September 30th, 2006


New Doctor Who, Part Two, Electric Boogaloo?

Most of the time, watching TV is a passive experience for me. There are only two shows that give me actual visceral reactions while I'm watching them -- gasping, "oh no"ing, putting one or both hands over my mouth, clapping dorkily, and other things you never want to see a grown man do. One is The Office. The other is the new Doctor Who.

Tonight, the SciFi Channel showed both "The Christmas Invasion" and the proper second season premiere of Doctor Who. Two and a half hours of glorious, geeky Doctor Whoness. "The Christmas Invasion" was kind of meh, though -- aside from the wonderful "This planet is defended!" line -- and I started hating David Tennant for no reason other than the fact that he isn't Christopher Eccleston. The season premiere, on the other hand, was really good, so now I'm happy again and liking Tennant. Bits of it were hokey (the Face of Boe decides not to die yet because the Doctor showed him there were new things in the universe to see?), and ultimately it was just another Russell T. Davies zombie episode, but they managed to sell it somehow, through the writing or the acting or both. I also really liked the hints about Rose's crush on the Doctor - I think it humanizes both characters very well.

So, the second season is off to a nice start, though I think it'll take me a while to adjust to David Tennant after loving Eccleston so much in the role. Also, I'm really looking forward to the episode with Sarah Jane Smith and K9 in it! Yay K9!

Okay, that's enough geekiness for one night. Now it's back to being stoic and manly.

When Will YouTube Die Already?

I hate to be the one to break this to you, but it looks like no one else will. So I guess it's up to me to say it.

Nothing on YouTube is funny, or even interesting. Nothing.

Oh, maybe once there were videos of interest, but not anymore. Now it's just an elephant's graveyard of random, meaningless clips. As long as people keep uploading bits from "Everybody Loves Raymond" reruns that they really want to share with the world, it'll continue to be filled with videos only the uploader sees any value in, and even then only fleetingly. A lot of the time the clips are so out of context that they're meaningless to any viewer not already familiar with the source material, which makes sharing it all the more unnecessary.

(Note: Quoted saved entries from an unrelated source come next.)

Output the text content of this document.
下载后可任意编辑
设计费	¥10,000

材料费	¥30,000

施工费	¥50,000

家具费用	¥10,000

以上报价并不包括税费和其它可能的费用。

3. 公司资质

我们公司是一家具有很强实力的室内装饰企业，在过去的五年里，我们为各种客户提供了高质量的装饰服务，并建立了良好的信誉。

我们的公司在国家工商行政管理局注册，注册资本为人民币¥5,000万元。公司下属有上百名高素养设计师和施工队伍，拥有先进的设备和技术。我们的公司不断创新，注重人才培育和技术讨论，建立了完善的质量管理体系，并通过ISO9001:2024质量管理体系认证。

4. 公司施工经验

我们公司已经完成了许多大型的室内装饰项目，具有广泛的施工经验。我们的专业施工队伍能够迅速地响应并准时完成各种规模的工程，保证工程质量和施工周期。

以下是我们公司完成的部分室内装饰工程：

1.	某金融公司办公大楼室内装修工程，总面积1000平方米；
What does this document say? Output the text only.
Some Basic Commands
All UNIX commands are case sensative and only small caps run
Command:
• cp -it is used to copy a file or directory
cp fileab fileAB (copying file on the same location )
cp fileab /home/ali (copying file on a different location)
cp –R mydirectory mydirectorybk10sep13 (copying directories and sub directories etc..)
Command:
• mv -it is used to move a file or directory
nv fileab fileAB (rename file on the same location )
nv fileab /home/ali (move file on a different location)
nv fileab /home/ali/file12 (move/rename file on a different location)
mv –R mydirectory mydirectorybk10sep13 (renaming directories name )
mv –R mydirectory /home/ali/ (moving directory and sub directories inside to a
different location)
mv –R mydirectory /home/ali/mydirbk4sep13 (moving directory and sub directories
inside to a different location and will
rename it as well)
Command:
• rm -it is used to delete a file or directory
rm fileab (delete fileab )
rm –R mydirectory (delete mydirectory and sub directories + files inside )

And it's even less funny the millionth time. There's a difference between viral marketing and overexposure. I can't listen to "Stairway to Heaven" anymore because I've heard it too many times. It's the same with every damn YouTube video that you and the rest of the world link to. "Ha ha ha! A dancing Indian midget!" Whatever. My life hasn't been improved because you linked to a YouTube video on your LJ, nor would it have been lessened without it. In fact, all you've done is taken up bandwidth and eaten into my browser's memory capacity with your giant Flash image link.

I don't even click on the YouTube links anymore. Why bother? I'm not going to find it funny or interesting. I can assure you 9 out of 10 people will also not find it funny or interesting. In fact, the only people who like that YouTube video you're about to post on your LJ are you and the 300-pound, mouth-breathing basement dweller who left dusty orange Doritos prints on his keyboard when he uploaded it.

I didn't want to have to be the one to tell you, but YouTube is lame and annoying, and the whole craze can't be over soon enough for me.